I'm quite new to Alpha and have a specific question, I'm not sure if Wolfram Alpha is able to calculate? I have a set of countries and I want to know what the popularity of those languages are over all the countires combined (both a percentage and number of people), if possible with a breakdown for each country. For interest this is the list of countries where Wikipedia Zero is available, which is a service to give Wikipedia with no data charges in predominantly countries in the global south. http://wikimediafoundation.org/wiki/Wikipedia_Zero.

Thanks

John

15 Replies
Posted 5 years ago

Hi Nasser

Many thanks but that's not quite right, I'm not looking for the most common language per country, I'm looking for the most common languages for the sum total population of a set of countries.

Thanks

John

Posted 5 years ago

For reference the set of countries are:

Angola, Anguilla, Antigua, Bangladesh, Botswana, British Virgin Islands, Burundi, Cameroon, Cayman Islands, Democratic Republic of Congo, East Timor, El Salvador, Ghana, Haiti, India, Indonesia, Ivory Coast, Jamaica, Jordan, Kazakhstan, Kenya, Kosovo, Kyrgyzstan, Madagascar, Malaysia, Mongolia, Montenegro, Morocco, Myanmar, Nepal, Niger, Nigeria, Pakistan, Panama, Philippines, Russia, Rwanda, Saudi Arabia, South Africa, Sri Lanka, St Kitts, Suriname, Tajikistan, Thailand, Tobago, Trinidad, Tunisia, Turks and Caicos Islands, Uganda and Ukraine

Not sure how this would be done in Wolfram Alpha Pro, but it's not so hard in Wolfram Language. If you look at

http://reference.wolfram.com/language/ref/LanguageData.html

you can probably work it out, e.g. using the "CountryLanguageFractions" property.

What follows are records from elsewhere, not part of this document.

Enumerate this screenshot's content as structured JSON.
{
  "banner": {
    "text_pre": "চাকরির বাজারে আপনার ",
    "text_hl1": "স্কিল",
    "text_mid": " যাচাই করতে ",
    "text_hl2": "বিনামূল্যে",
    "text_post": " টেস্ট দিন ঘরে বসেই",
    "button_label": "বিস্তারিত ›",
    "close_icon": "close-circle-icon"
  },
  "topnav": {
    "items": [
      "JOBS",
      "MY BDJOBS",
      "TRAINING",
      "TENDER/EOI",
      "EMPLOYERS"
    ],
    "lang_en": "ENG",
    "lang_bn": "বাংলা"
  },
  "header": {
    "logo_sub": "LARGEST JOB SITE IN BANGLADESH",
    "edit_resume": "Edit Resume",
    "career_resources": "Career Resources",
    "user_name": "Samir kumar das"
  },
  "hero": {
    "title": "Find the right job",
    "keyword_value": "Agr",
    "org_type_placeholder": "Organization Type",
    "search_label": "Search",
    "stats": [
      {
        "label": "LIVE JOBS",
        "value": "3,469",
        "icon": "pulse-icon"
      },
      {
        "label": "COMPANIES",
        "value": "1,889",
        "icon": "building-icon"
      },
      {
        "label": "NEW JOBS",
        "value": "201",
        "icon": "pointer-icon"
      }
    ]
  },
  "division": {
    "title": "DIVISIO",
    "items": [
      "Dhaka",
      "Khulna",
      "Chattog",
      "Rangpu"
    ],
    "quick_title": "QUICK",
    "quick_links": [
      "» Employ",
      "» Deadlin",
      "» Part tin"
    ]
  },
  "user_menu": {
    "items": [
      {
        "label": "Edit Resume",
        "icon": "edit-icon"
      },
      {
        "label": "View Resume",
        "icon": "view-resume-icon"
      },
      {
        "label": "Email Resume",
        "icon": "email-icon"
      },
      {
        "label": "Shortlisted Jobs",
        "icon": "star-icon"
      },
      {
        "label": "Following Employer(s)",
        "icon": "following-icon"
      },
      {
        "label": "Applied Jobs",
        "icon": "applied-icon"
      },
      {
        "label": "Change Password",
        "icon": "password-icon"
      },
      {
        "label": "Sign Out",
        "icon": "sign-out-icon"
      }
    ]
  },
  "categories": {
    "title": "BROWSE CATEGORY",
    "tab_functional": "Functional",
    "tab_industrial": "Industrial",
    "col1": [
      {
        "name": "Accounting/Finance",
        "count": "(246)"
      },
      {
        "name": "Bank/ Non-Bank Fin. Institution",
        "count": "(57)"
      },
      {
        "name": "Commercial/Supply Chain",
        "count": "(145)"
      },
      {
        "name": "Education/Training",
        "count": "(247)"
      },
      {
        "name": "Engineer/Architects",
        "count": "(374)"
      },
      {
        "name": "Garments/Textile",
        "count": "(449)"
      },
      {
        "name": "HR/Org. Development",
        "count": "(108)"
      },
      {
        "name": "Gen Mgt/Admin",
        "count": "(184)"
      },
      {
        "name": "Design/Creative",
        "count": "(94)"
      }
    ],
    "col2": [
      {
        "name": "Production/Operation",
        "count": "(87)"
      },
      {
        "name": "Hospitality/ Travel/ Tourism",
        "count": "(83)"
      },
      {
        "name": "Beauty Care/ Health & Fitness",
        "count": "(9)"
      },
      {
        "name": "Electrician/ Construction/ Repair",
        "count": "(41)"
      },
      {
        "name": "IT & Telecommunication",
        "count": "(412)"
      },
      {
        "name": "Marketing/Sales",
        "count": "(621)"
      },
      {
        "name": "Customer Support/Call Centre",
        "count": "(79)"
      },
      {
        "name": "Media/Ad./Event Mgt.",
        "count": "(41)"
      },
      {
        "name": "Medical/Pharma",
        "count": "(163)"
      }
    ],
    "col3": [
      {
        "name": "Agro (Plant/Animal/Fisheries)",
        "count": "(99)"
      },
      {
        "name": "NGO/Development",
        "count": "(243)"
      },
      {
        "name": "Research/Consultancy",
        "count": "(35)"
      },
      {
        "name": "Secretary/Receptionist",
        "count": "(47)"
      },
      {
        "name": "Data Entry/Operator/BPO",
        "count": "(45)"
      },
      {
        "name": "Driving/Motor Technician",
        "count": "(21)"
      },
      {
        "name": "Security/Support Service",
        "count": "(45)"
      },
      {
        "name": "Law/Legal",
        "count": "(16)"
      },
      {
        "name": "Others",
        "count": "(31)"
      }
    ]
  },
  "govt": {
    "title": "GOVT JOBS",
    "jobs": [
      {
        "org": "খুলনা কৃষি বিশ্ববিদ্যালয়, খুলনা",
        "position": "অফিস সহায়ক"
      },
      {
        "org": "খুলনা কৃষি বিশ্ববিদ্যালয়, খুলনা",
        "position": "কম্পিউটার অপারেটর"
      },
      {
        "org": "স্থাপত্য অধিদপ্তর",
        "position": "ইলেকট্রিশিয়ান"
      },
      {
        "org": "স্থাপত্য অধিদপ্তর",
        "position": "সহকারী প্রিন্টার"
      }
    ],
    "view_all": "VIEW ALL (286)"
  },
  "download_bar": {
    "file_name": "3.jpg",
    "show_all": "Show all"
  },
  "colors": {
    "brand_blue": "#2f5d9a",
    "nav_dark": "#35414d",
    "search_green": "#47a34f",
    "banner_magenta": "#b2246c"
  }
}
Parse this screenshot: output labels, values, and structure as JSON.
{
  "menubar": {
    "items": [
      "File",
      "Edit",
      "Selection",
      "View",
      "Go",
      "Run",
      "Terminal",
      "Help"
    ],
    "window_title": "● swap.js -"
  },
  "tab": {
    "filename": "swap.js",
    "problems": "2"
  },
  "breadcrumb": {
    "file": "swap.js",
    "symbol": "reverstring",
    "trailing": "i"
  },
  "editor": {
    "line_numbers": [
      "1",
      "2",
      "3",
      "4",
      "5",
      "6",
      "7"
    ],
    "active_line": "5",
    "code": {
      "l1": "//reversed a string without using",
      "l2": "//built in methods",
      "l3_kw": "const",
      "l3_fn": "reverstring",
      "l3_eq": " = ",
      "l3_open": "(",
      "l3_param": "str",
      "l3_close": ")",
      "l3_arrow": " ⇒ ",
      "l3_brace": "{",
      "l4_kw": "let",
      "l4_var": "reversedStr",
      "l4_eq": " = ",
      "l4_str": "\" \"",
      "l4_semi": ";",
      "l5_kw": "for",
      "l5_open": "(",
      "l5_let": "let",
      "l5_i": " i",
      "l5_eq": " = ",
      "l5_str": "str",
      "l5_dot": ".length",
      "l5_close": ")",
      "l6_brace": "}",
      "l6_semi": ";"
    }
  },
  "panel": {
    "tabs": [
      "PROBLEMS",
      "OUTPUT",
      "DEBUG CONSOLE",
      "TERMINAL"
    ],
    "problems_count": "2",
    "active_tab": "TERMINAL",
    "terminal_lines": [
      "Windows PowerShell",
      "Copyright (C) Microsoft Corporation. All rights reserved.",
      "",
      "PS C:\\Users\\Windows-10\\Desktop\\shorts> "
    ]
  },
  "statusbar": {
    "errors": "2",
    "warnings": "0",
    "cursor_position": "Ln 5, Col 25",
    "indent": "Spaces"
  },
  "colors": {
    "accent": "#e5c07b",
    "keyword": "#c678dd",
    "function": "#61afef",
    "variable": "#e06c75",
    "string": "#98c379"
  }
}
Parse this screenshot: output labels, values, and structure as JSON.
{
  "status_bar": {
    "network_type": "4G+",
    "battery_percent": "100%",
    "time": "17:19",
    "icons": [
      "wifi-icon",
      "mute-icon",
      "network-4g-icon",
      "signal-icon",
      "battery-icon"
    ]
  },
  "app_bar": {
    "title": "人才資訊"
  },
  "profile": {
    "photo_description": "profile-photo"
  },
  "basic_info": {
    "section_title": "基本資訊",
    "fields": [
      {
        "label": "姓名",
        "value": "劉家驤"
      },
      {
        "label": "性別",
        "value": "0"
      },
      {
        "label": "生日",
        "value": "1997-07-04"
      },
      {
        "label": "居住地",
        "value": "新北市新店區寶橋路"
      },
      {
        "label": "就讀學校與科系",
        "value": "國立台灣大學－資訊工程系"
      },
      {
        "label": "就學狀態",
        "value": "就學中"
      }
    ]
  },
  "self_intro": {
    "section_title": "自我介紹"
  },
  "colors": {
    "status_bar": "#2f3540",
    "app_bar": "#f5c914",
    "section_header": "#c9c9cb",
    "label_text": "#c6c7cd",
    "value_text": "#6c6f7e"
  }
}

To find the fraction over two countries, you might use the formula

average= ((average in X)(number in X) +(average in Y)(number in Y))/(X+Y)

which generalizes to a list of countries.

Posted 5 years ago

Hi Todd

Thanks so muck for this, I'm sorry, I'm having trouble understanding this, would you be able to write an example input that I can type in for 2 countries, say Angola and Anguilla? That way I can expand the example to find the most common languages for the sum total population of a set of countries for all the data I would like to input.

Many thanks

John

Sure, though maybe CountryData will be the faster way to go.

X=QuantityMagnitude[CountryData["Angola","Population"]];
Y=QuantityMagnitude[CountryData["Anguilla","Population"]];

The output of this

CountryData["Angola", "LanguagesFractions"]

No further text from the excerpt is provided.